遠くではドラゴンが畑を耕し、空にはグリフォンが優雅に飛んでいる。今日もまた、何の変哲もないけれど、かけがえのない一日が過ぎていく。
「ねえ、スバルくん」
「ん?」
「レムたち……幸せですね」
レムがスバルの腕に自分の腕を絡ませ、幸せそうに目を細める。
その顔にはもう、迷いも影もなかった。あるのは、ただ愛する夫と子どもへの愛だけ。
「ああ……そうだな」
スバルはレムの肩を抱き寄せ、優しくキスをした。
かつて絶望の淵に立たされ、全てを奪われたと思った少年と少女。
だが彼らは見知らぬ異世界で互いだけを頼りに生き抜き、傷を舐め合い、愛し合い、新しい命を紡ぎ出した。

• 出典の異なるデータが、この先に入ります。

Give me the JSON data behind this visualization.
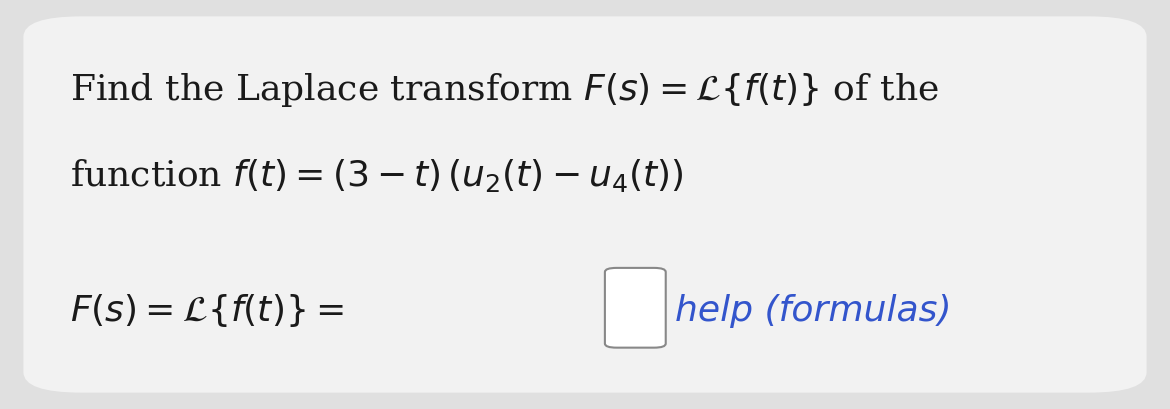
{
  "background_color": "#e0e0e0",
  "card_color": "#f2f2f2",
  "text_color": "#1a1a1a",
  "blue_color": "#3355cc",
  "line1": "Find the Laplace transform $F(s) = \\mathcal{L}\\{f(t)\\}$ of the",
  "line2": "function $f(t) = (3 - t)\\,(u_2(t) - u_4(t))$",
  "line3_left": "$F(s) = \\mathcal{L}\\{f(t)\\} = $",
  "line3_help": "help (formulas)",
  "font_size_main": 26,
  "font_size_answer": 26,
  "fig_width": 11.7,
  "fig_height": 4.09,
  "dpi": 100
}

円光雄という男がもたらした結末は、彼らにとって残酷な破滅かと思われた。
しかし皮肉にもそれは、二人だけの永遠の楽園への招待状だったのだ。
「愛してるよ、レム」
「レムも……大好きです、スバルくん」
夕焼けが小屋を茜色に染める。
寄り添う二つの影は重なり合い、やがて長く伸びていった。
終わらない日常の中で、二人はこれからもずっと一緒に笑い合いながら生きていく。
それが彼らの選んだ、そして与えられた幸せな結末なのだから。